I'm working under visual studio 2005 with assembly (I'm a newbie) and I want to create a program that calculate arithmetic progression with that rule: An = 2*An-1 + An-2 but. I really don't know how to work with registers and I need just one example from you to continue with my exercises.
This is my code:
.386
.MODEL flat,stdcall
.STACK 4096
extern ExitProcess@4:Near
.data
arraysize DWORD 10
setarray DWORD 0 DUP(arraysize)
firstvar DWORD 1
secondvar DWORD 2
.code
_main:
mov eax,[firstvar]
mov [setarray+0],eax
mov eax,[secondvar]
mov [setarray+4],eax
mov ecx, arraysize ;loop definition
mov ax, 8
Lp:
mov eax,[setarray+ax-4]
add eax,[setarray+ax-4]
add eax,[setarray+ax-8]
mov [setarray+ax],eax
add ax,4;
loop Lp
add ax,4;
push 0 ;Black box. Always terminate
call ExitProcess@4 ;program with this sequence
end _main ;End of program. Label is the entry point.

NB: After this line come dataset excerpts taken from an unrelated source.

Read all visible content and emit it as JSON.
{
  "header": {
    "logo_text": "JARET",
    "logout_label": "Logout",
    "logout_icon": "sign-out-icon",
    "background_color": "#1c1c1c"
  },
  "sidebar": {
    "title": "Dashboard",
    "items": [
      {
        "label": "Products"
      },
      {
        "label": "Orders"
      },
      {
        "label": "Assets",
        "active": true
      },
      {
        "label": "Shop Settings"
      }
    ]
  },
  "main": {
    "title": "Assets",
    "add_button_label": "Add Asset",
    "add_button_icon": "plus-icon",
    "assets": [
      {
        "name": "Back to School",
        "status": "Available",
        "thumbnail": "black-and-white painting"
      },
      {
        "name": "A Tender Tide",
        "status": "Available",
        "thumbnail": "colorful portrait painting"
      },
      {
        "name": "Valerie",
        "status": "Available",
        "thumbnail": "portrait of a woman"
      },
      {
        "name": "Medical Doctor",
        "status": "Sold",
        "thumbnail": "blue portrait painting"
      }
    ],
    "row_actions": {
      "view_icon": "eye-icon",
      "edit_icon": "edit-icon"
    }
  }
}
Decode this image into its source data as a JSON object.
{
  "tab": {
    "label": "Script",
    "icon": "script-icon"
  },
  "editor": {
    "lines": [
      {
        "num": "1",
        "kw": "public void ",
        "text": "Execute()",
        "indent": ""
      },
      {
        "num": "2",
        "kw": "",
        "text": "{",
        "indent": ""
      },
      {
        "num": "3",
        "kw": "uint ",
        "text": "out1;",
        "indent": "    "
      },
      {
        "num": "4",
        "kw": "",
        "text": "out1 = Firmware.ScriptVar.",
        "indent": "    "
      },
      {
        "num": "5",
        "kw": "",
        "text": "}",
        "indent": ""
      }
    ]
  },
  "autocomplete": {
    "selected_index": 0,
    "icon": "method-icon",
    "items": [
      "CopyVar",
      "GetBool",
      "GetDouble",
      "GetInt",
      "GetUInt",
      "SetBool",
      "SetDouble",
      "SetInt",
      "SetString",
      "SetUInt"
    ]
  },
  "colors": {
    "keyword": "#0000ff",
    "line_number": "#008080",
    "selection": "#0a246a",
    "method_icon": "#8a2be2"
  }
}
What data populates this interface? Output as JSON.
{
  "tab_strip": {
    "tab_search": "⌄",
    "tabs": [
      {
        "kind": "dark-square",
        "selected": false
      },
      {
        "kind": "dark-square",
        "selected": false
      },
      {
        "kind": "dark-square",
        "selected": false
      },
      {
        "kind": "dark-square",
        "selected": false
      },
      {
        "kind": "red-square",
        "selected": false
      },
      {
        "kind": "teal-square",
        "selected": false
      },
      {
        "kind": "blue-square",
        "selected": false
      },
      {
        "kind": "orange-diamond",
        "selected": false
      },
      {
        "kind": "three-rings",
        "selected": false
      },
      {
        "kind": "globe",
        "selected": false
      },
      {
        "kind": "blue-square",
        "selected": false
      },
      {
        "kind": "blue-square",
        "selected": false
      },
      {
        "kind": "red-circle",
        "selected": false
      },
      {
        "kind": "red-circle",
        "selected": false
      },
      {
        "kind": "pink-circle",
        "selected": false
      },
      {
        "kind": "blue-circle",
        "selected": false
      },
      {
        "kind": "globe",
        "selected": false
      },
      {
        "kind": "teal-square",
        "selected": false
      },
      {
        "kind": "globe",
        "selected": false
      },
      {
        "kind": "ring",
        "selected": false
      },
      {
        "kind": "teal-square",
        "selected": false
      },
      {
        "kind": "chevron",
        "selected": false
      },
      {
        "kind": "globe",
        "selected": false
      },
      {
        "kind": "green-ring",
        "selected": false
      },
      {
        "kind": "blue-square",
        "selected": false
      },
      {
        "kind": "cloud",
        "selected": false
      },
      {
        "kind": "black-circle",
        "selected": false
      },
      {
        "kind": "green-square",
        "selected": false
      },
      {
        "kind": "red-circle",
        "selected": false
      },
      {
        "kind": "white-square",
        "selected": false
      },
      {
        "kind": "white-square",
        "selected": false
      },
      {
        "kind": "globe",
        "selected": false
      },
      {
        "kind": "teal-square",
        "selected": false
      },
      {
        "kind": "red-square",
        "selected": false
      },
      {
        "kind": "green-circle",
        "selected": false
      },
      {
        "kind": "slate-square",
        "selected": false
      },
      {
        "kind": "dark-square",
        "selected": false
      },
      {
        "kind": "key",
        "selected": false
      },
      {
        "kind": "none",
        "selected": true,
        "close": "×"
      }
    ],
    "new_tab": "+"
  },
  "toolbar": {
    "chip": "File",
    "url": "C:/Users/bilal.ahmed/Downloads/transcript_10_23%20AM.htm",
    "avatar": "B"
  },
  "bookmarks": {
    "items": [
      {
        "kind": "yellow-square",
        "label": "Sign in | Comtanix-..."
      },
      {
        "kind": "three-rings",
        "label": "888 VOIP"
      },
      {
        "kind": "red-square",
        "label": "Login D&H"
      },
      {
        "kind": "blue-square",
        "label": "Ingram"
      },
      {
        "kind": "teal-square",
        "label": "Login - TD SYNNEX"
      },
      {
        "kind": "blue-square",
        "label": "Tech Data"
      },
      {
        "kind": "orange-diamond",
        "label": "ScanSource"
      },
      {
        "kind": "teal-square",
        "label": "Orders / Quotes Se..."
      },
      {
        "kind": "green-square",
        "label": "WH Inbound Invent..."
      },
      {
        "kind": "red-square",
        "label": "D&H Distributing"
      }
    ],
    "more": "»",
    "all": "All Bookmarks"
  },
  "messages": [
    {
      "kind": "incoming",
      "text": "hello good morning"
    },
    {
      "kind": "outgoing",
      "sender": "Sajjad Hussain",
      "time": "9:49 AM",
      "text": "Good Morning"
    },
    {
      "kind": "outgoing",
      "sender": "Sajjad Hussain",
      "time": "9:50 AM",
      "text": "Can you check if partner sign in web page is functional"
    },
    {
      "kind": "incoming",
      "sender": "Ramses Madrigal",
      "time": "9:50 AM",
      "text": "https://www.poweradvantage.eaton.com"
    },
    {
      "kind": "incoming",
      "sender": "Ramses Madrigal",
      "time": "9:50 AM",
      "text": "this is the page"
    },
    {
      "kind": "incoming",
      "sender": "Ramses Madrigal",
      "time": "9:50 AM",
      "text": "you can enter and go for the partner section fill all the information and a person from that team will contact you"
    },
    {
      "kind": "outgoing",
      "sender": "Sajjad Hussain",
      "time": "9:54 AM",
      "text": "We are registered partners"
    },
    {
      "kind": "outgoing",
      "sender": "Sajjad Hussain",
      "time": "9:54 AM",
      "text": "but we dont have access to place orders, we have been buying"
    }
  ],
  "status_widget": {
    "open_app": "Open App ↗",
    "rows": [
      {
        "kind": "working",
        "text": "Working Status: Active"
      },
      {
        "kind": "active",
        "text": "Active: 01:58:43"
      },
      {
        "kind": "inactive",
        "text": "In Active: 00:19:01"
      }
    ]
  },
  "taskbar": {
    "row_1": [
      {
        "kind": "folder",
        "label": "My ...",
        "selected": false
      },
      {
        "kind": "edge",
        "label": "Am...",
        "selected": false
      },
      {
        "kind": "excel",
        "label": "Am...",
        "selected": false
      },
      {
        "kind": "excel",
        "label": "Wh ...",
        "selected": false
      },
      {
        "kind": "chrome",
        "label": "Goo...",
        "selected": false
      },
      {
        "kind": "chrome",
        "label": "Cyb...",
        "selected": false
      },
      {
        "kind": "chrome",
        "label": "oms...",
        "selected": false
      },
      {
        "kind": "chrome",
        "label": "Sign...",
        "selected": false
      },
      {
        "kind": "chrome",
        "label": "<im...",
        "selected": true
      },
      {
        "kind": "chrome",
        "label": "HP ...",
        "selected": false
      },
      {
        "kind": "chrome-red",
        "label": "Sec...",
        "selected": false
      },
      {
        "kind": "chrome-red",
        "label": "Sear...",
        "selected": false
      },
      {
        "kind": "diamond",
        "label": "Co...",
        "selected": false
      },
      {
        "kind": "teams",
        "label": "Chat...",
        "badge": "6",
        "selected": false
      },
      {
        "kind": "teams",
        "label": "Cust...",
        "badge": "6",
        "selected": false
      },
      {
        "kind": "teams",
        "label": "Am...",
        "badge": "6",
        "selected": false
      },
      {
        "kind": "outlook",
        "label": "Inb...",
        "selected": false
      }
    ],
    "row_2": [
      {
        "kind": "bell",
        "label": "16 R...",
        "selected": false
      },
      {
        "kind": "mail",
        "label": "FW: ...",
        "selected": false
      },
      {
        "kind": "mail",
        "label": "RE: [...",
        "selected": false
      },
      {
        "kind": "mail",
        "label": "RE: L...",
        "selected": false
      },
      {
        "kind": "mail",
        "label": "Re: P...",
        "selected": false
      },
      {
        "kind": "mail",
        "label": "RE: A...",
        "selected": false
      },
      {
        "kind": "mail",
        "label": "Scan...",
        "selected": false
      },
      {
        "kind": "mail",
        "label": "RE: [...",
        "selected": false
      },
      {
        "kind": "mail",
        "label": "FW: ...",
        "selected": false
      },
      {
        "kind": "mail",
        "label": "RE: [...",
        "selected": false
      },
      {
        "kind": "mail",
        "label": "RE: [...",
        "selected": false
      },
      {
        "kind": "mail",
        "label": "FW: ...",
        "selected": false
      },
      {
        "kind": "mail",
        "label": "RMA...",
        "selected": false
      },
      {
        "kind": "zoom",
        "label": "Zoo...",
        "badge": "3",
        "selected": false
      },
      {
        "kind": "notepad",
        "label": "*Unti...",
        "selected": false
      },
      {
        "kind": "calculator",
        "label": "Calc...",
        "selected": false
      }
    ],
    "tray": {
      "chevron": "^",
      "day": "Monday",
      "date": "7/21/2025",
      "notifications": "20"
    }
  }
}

You can't use ax as index register and eax as data register at the same time. For 32bit code, stick to 32 bit registers, unless you now what you are doing. You inadvertedly used a 16 Bit addressing mode, which you probably didn't want.
mov ecx, arraysize-1 ;loop definition
mov ebx, 8
Lp:
mov eax,[setarray+ebx-4]
add eax,[setarray+ebx-4]
add eax,[setarray+ebx-8]
mov [setarray+ebx],eax
add ebx,4
dec ecx
jnc Lp
Never ever use the loop instruction, even if some modern processors can execute ist fast (most can't).